Finding ALL Non Repeating characters in a given string

So I was given the question:
Find ALL of the non-repeating characters in a given string;
After doing some Google searching it was clear to me that finding the first non repeating character was pretty common. I found many examples of how to do that, but I have not really found anything on how to find ALL of the non repeating characters instead of just the first one.
my example code so far is:
#include <iostream>
#include <unordered_map>
using namespace std;
char findAllNonRepeating(const string& s) {
unordered_map<char, int> m;
for (unsigned i = 0; i < s.length(); ++i) {
char c = tolower(s[i]);
if (m.find(c) == m.end())
m[c] = 1;
else
++m[c];
}
auto best = m.begin();
for (auto it = m.begin(); it != m.end(); ++it)
if (it->second <= best->second)
best = it;
return (best->first);
}
int main()
{
cout << findAllNonRepeating("dontknowwhattochangetofindallnonrepeatingcharacters") << endl;
}
I am not sure what I need to change or add to have this find all of the non repeating characters.
k, f, p, s should be the non repeating characters in this string.
Any hints or ideas are greatly appreciated!
As suggested, simply keep a frequency map.

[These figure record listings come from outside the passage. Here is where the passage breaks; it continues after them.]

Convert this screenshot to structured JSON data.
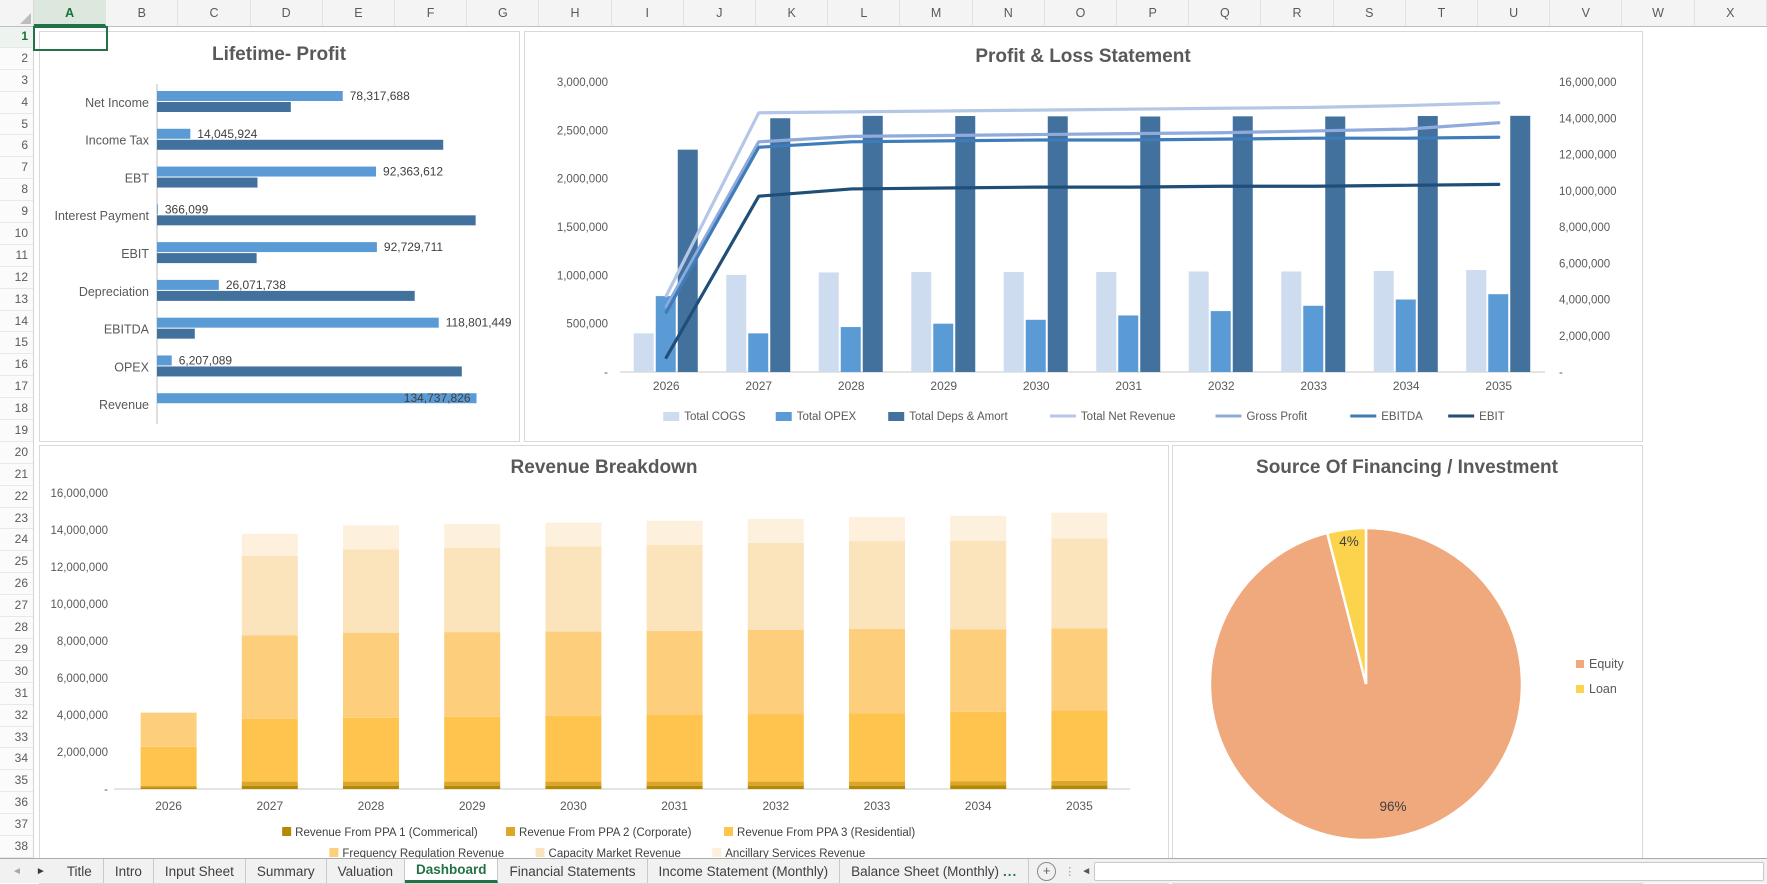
{
  "spreadsheet": {
    "column_headers": [
      "A",
      "B",
      "C",
      "D",
      "E",
      "F",
      "G",
      "H",
      "I",
      "J",
      "K",
      "L",
      "M",
      "N",
      "O",
      "P",
      "Q",
      "R",
      "S",
      "T",
      "U",
      "V",
      "W",
      "X"
    ],
    "selected_column": "A",
    "rows": {
      "first": 1,
      "last": 38
    },
    "selected_row": 1
  },
  "sheet_tabs": {
    "nav_left": "◄",
    "nav_right": "►",
    "tabs": [
      {
        "label": "Title"
      },
      {
        "label": "Intro"
      },
      {
        "label": "Input Sheet"
      },
      {
        "label": "Summary"
      },
      {
        "label": "Valuation"
      },
      {
        "label": "Dashboard",
        "active": true
      },
      {
        "label": "Financial Statements"
      },
      {
        "label": "Income Statement (Monthly)"
      },
      {
        "label": "Balance Sheet (Monthly)",
        "suffix": "..."
      }
    ],
    "add_sheet_label": "+",
    "scroll_left_arrow": "◄"
  },
  "chart_data": [
    {
      "id": "lifetime_profit",
      "type": "bar",
      "orientation": "horizontal",
      "title": "Lifetime- Profit",
      "categories": [
        "Net Income",
        "Income Tax",
        "EBT",
        "Interest Payment",
        "EBIT",
        "Depreciation",
        "EBITDA",
        "OPEX",
        "Revenue"
      ],
      "values": [
        78317688,
        14045924,
        92363612,
        366099,
        92729711,
        26071738,
        118801449,
        6207089,
        134737826
      ],
      "value_labels": [
        "78,317,688",
        "14,045,924",
        "92,363,612",
        "366,099",
        "92,729,711",
        "26,071,738",
        "118,801,449",
        "6,207,089",
        "134,737,826"
      ],
      "remainder_values": [
        56420138,
        120691902,
        42374214,
        134371727,
        42008115,
        108666088,
        15936377,
        128530737,
        0
      ],
      "colors": {
        "value": "#5B9BD5",
        "remainder": "#41719C"
      },
      "xlim": [
        0,
        140000000
      ],
      "legend": "none"
    },
    {
      "id": "profit_loss",
      "type": "combo",
      "title": "Profit & Loss Statement",
      "categories": [
        "2026",
        "2027",
        "2028",
        "2029",
        "2030",
        "2031",
        "2032",
        "2033",
        "2034",
        "2035"
      ],
      "bar_series": [
        {
          "name": "Total COGS",
          "color": "#CDDCEF",
          "axis": "left",
          "values": [
            400000,
            1005000,
            1030000,
            1035000,
            1035000,
            1035000,
            1040000,
            1040000,
            1045000,
            1055000
          ]
        },
        {
          "name": "Total OPEX",
          "color": "#5B9BD5",
          "axis": "left",
          "values": [
            785000,
            400000,
            465000,
            500000,
            540000,
            585000,
            630000,
            685000,
            750000,
            805000
          ]
        },
        {
          "name": "Total Deps & Amort",
          "color": "#41719C",
          "axis": "left",
          "values": [
            2300000,
            2625000,
            2650000,
            2648000,
            2645000,
            2643000,
            2645000,
            2643000,
            2648000,
            2650000
          ]
        }
      ],
      "line_series": [
        {
          "name": "Total Net Revenue",
          "color": "#B4C7E7",
          "axis": "right",
          "values": [
            4200000,
            14300000,
            14350000,
            14400000,
            14450000,
            14500000,
            14550000,
            14600000,
            14700000,
            14850000
          ]
        },
        {
          "name": "Gross Profit",
          "color": "#8FAADC",
          "axis": "right",
          "values": [
            3600000,
            12700000,
            13000000,
            13050000,
            13100000,
            13150000,
            13200000,
            13300000,
            13400000,
            13750000
          ]
        },
        {
          "name": "EBITDA",
          "color": "#3F7CBA",
          "axis": "right",
          "values": [
            3300000,
            12400000,
            12700000,
            12750000,
            12800000,
            12800000,
            12850000,
            12900000,
            12900000,
            12950000
          ]
        },
        {
          "name": "EBIT",
          "color": "#1F4E79",
          "axis": "right",
          "values": [
            800000,
            9700000,
            10100000,
            10150000,
            10200000,
            10200000,
            10250000,
            10250000,
            10300000,
            10350000
          ]
        }
      ],
      "left_axis": {
        "min": 0,
        "max": 3000000,
        "step": 500000
      },
      "right_axis": {
        "min": 0,
        "max": 16000000,
        "step": 2000000
      },
      "legend_position": "bottom",
      "grid": false
    },
    {
      "id": "revenue_breakdown",
      "type": "bar",
      "subtype": "stacked",
      "title": "Revenue Breakdown",
      "categories": [
        "2026",
        "2027",
        "2028",
        "2029",
        "2030",
        "2031",
        "2032",
        "2033",
        "2034",
        "2035"
      ],
      "series": [
        {
          "name": "Revenue From PPA 1 (Commerical)",
          "color": "#B58A00",
          "legend_row": 1,
          "values": [
            80000,
            180000,
            180000,
            180000,
            180000,
            180000,
            180000,
            180000,
            190000,
            200000
          ]
        },
        {
          "name": "Revenue From PPA 2 (Corporate)",
          "color": "#DCA629",
          "legend_row": 1,
          "values": [
            100000,
            220000,
            220000,
            220000,
            220000,
            220000,
            220000,
            220000,
            230000,
            240000
          ]
        },
        {
          "name": "Revenue From PPA 3 (Residential)",
          "color": "#FEC44D",
          "legend_row": 1,
          "values": [
            2100000,
            3400000,
            3450000,
            3500000,
            3550000,
            3600000,
            3650000,
            3700000,
            3750000,
            3800000
          ]
        },
        {
          "name": "Frequency Regulation Revenue",
          "color": "#FDCF7D",
          "legend_row": 2,
          "values": [
            1850000,
            4500000,
            4600000,
            4580000,
            4560000,
            4550000,
            4550000,
            4550000,
            4450000,
            4450000
          ]
        },
        {
          "name": "Capacity Market Revenue",
          "color": "#FBE3BC",
          "legend_row": 2,
          "values": [
            0,
            4300000,
            4500000,
            4550000,
            4600000,
            4650000,
            4700000,
            4750000,
            4800000,
            4850000
          ]
        },
        {
          "name": "Ancillary Services Revenue",
          "color": "#FDF1DE",
          "legend_row": 2,
          "values": [
            0,
            1200000,
            1300000,
            1300000,
            1300000,
            1300000,
            1300000,
            1300000,
            1350000,
            1400000
          ]
        }
      ],
      "y_axis": {
        "min": 0,
        "max": 16000000,
        "step": 2000000
      },
      "legend_position": "bottom",
      "grid": false
    },
    {
      "id": "financing_pie",
      "type": "pie",
      "title": "Source Of Financing / Investment",
      "slices": [
        {
          "label": "Equity",
          "pct": 96,
          "pct_label": "96%",
          "color": "#F0A87D"
        },
        {
          "label": "Loan",
          "pct": 4,
          "pct_label": "4%",
          "color": "#FCD34D"
        }
      ],
      "legend_position": "right"
    }
  ],
  "style": {
    "title_color": "#595959",
    "axis_text_color": "#595959",
    "value_label_color": "#3F3F3F",
    "excel_green": "#217346"
  }
}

Then, once the string is processed, iterate over the map, returning only those values that occur exactly once.
#include <iostream>
#include <map>
#include <vector>
using namespace std;
std::vector<char> nonRepeating(const std::string& s)
{
std::map<char, int> frequency;
for(int i=0;i<s.size();i++)
{
frequency[s[i]]++;
}
std::vector<char> out;
for(auto it = frequency.begin(); it != frequency.end(); it++)
{
if(it->second == 1)
out.push_back(it->first);
}
return out;
}
int main() {
// your code goes here
std::string str = "LoremIpsum";
for(char c : nonRepeating(str))
{
std::cout << c << std::endl;
}
return 0;
}